На следующий день Ника привела себя в порядок, хотя настроение было хуже некуда. На входе в редакцию один из мальчиков, столь немногочисленных в их коллективе и при появлении агрессивного психа первыми попрятавшихся по туалетам, крикнул ей:
– Виват, белый свет!
Ника только раздраженно отмахнулась. Ей сейчас было не до дурацких кричалок. Мальчик как-то странно посмотрел на нее в ответ и тут же зашептался с коллегой за соседним столом. Нике это показалось странным, однако она решила оставить им их маленькую радость.
Вот только их радость внезапно оказалась ее проблемой. Она обнаружила, что за ней наблюдают. Не пялятся открыто, но косятся, а если она посмотрит в ответ – быстренько отворачиваются. И происходило это слишком часто, чтобы она могла списать все на разбушевавшуюся паранойю.
Во время обеда кричалку про белый свет неожиданно вякнули снова. Не лично ей, а вообще, и многие отозвались, да с таким восторгом, будто ничего прекраснее в жизни не слышали.
А Ника снова промолчала. На этот раз – от удивления, она пыталась припомнить, доходило ли дело до кричалки днем хоть раз. Кажется, нет. Этой шуточкой, давно несмешной, обменивались по утрам, как приветствием.
И теперь ей очень хотелось узнать: а было ли это шуточкой с самого начала?
Во второй половине дня ее вызвала к себе Люда и заботливо поинтересовалась, все ли у нее в порядке.
– Ты приняла замгарин? – уточнила редактор.
– Да, таблетку с утра, как обычно, – убежденно соврала Ника. – Пожалуй, этого было недостаточно, я волнуюсь.
– Уж не из-за слов того психа, я надеюсь?
– Нет, конечно, я о нем и думать забыла! Я из-за Даши волнуюсь.
– А, это понятно, – улыбнулась Люда. – Ничего, все будет хорошо! А замгарин еще выпей, пару таблеточек, одной непозволительно мало!
– Конечно!
Ситуация уверенно катилась за рамки разумного. Никому не должно быть дела до того, пьет она успокоительное или нет. Никому не должно быть дела, отвечает она на дурацкие шуточки или нет. Это ее выбор, это же развлечение!
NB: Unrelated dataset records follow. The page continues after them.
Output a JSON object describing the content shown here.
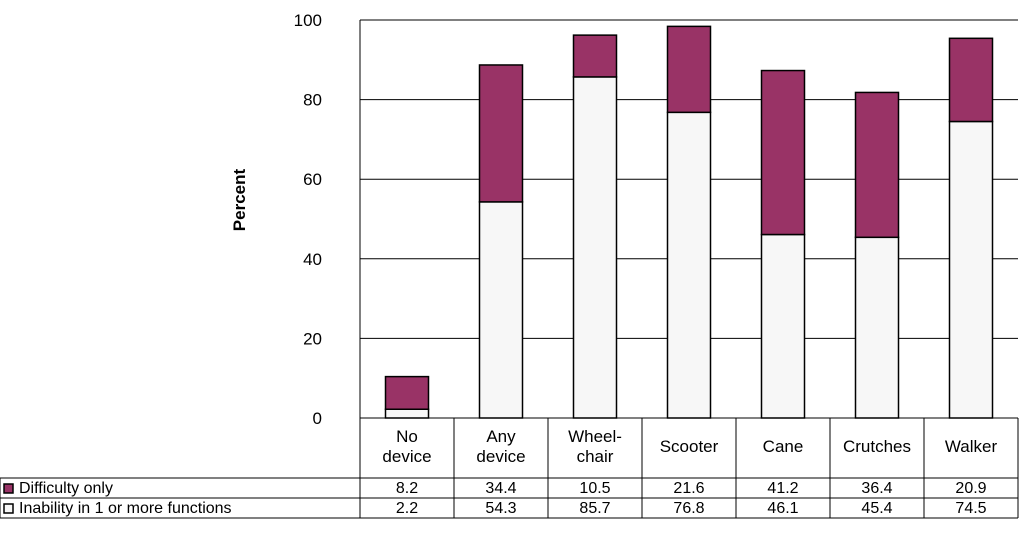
{
  "chart_data": {
    "type": "bar",
    "stacked": true,
    "ylabel": "Percent",
    "ylim": [
      0,
      100
    ],
    "yticks": [
      0,
      20,
      40,
      60,
      80,
      100
    ],
    "grid": true,
    "categories": [
      [
        "No",
        "device"
      ],
      [
        "Any",
        "device"
      ],
      [
        "Wheel-",
        "chair"
      ],
      [
        "Scooter"
      ],
      [
        "Cane"
      ],
      [
        "Crutches"
      ],
      [
        "Walker"
      ]
    ],
    "series": [
      {
        "name": "Inability in 1 or more functions",
        "color": "#f7f7f7",
        "values": [
          2.2,
          54.3,
          85.7,
          76.8,
          46.1,
          45.4,
          74.5
        ]
      },
      {
        "name": "Difficulty only",
        "color": "#993366",
        "values": [
          8.2,
          34.4,
          10.5,
          21.6,
          41.2,
          36.4,
          20.9
        ]
      }
    ],
    "table_rows_order": [
      "Difficulty only",
      "Inability in 1 or more functions"
    ],
    "table_values": [
      [
        "8.2",
        "34.4",
        "10.5",
        "21.6",
        "41.2",
        "36.4",
        "20.9"
      ],
      [
        "2.2",
        "54.3",
        "85.7",
        "76.8",
        "46.1",
        "45.4",
        "74.5"
      ]
    ]
  }
}
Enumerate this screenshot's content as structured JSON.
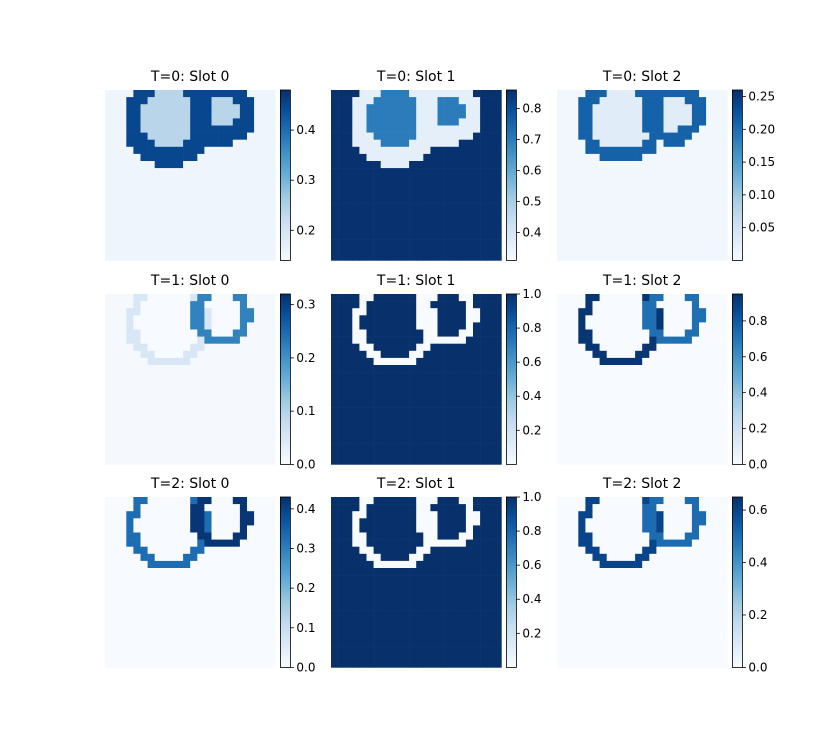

Задумывалось как развлечение…
А похоже, все не так просто. Она видела, как напрягаются другие журналистки рядом с ней, как хмурятся, не дождавшись привычного ответа. Пока что они были смущены, они к такому не привыкли. Но Ника не могла избавиться от ощущения, что еще один пропущенный правильный ответ – и на нее зарычат.
И это в сообществе друзей! Да и потом, если на них действует успокоительное, разве могут они так легко терять терпение?
По дороге домой она зашла в магазин, купила пару упаковок замгарина и большой пакет мятных конфеток. Тем же вечером таблетки отправились в унитаз, а мятное драже – в опустевшие пузырьки. Через полупрозрачные пластиковые стенки разницы не было никакой.
На следующий день она снова улыбалась, громко кричала «Виват навеки!» и показательно принимала по «таблеточке» каждые три часа. До конца дня за ней еще понаблюдали, потом выдохнули, и все пошло своим чередом.
По крайней мере, для них. Для Ники уже ничто не было прежним. Она понимала, что это притворство – временная мера, а дальше… что делать дальше?
Скрывать, что она больше не принимает замгарин, становилось все сложнее. Иногда у нее поднималась температура – не сильно, но ощутимо. Иногда кожу покрывала испарина. Появилась дрожь в руках, приступами, и это ее здорово пугало. А ведь везде и всюду твердили, что замгарин не вызывает привыкания! Очередная ложь… А если это ложь, то слова незнакомца об умирающих детях вполне могут оказаться правдой.